Uses a Google search engine AI

RankBrain: The Evolution of the Google Algorithm

As a machine learning system, RankBrain draws on its experience with previous search queries, creates links and, based on this, makes predictions about what the respective user is looking for and how his query can best be answered. It is important to Ambiguities dissolve and the Meaning of previously unknown terms (e.g. neologisms).

However, Google does not reveal how the AI ​​system masters this challenge. However, SEO experts suspect that RankBrain can use Word vectors in a form that enables computers to interpret contexts of meaning.

Google has the open source machine learning software ready in 2013 Word2Vec published, with which semantic relationships between words can be converted into a mathematical representation, measured and compared. This analysis is based on linguistic text corpora.

In order to “learn” the meaningful connections between words, Word2Vec creates an n-dimensional one in the first step Vector space, in which every word of the underlying text corpus (one speaks of “training data”) is represented as a vector. Thereby there n in how many vector dimensions a word should be mapped. The more dimensions are chosen for the word vectors, the more relations to other words the program records.

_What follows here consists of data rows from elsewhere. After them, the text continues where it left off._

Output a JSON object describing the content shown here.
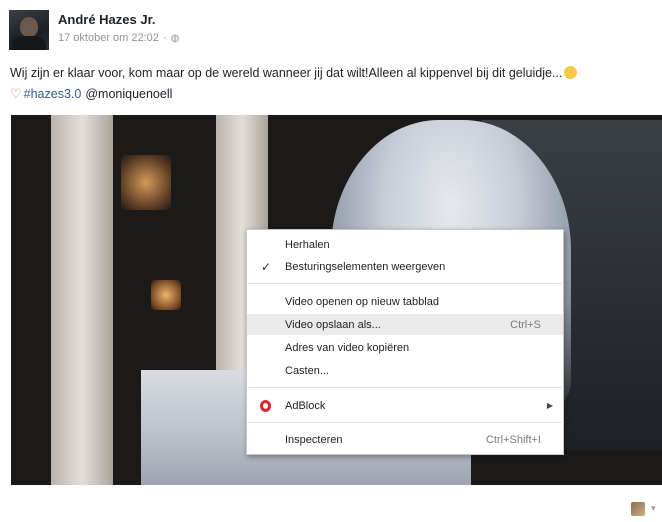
{
  "post": {
    "author": "André Hazes Jr.",
    "timestamp": "17 oktober om 22:02",
    "separator": "·",
    "text": "Wij zijn er klaar voor, kom maar op de wereld wanneer jij dat wilt!Alleen al kippenvel bij dit geluidje...",
    "hashtag": "#hazes3.0",
    "mention": "@moniquenoell"
  },
  "context_menu": {
    "items": [
      {
        "label": "Herhalen",
        "shortcut": "",
        "checked": false
      },
      {
        "label": "Besturingselementen weergeven",
        "shortcut": "",
        "checked": true
      },
      {
        "label": "Video openen op nieuw tabblad",
        "shortcut": ""
      },
      {
        "label": "Video opslaan als...",
        "shortcut": "Ctrl+S",
        "highlighted": true
      },
      {
        "label": "Adres van video kopiëren",
        "shortcut": ""
      },
      {
        "label": "Casten...",
        "shortcut": ""
      },
      {
        "label": "AdBlock",
        "shortcut": "",
        "submenu": true
      },
      {
        "label": "Inspecteren",
        "shortcut": "Ctrl+Shift+I"
      }
    ]
  },
  "icons": {
    "privacy": "globe-icon",
    "heart": "heart-icon",
    "emoji": "smiley-emoji-icon",
    "checked": "check-icon",
    "adblock": "opera-icon",
    "submenu": "arrow-right-icon"
  },
  "colors": {
    "link": "#365899",
    "heart": "#f0708a",
    "menu_highlight": "#ebebeb",
    "opera_red": "#e0262b"
  }
}
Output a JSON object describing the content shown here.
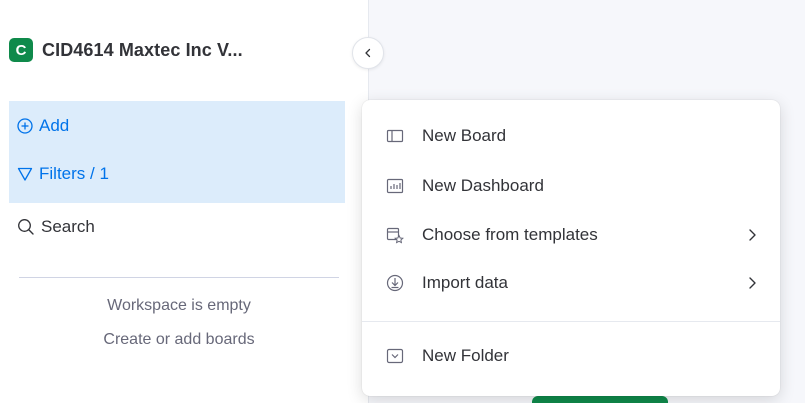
{
  "sidebar": {
    "workspace": {
      "badge": "C",
      "title": "CID4614 Maxtec Inc V..."
    },
    "actions": {
      "add": "Add",
      "filters": "Filters / 1"
    },
    "search": "Search",
    "empty_state": {
      "line1": "Workspace is empty",
      "line2": "Create or add boards"
    }
  },
  "menu": {
    "items": [
      {
        "label": "New Board",
        "icon": "board-icon",
        "has_submenu": false
      },
      {
        "label": "New Dashboard",
        "icon": "dashboard-icon",
        "has_submenu": false
      },
      {
        "label": "Choose from templates",
        "icon": "templates-icon",
        "has_submenu": true
      },
      {
        "label": "Import data",
        "icon": "import-icon",
        "has_submenu": true
      },
      {
        "label": "New Folder",
        "icon": "folder-icon",
        "has_submenu": false
      }
    ]
  },
  "colors": {
    "brand_green": "#0f8a4b",
    "accent_blue": "#0073ea",
    "selected_bg": "#dcecfb",
    "text_primary": "#323338",
    "text_secondary": "#676879"
  }
}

In the second step, the created vector space is converted into a artificial neural network (KNN), which makes it possible to adapt it with the help of a learning algorithm so that words that are used in the same context also form a similar word vector. The similarity between word vectors is calculated using the so-called cosine distance as a value between -1 and +1.

In a nutshell: If you give Word2Vec any text corpus as input, the program delivers corresponding word vectors as output. These enable an assessment of the semantic proximity or distance of the words contained in the corpus. Will Word2Vec with new input confronted, thanks to the learning algorithm, the program is able to adapt the vector space and thus create new contexts of meaning or discard old assumptions: the neural network is “trained”.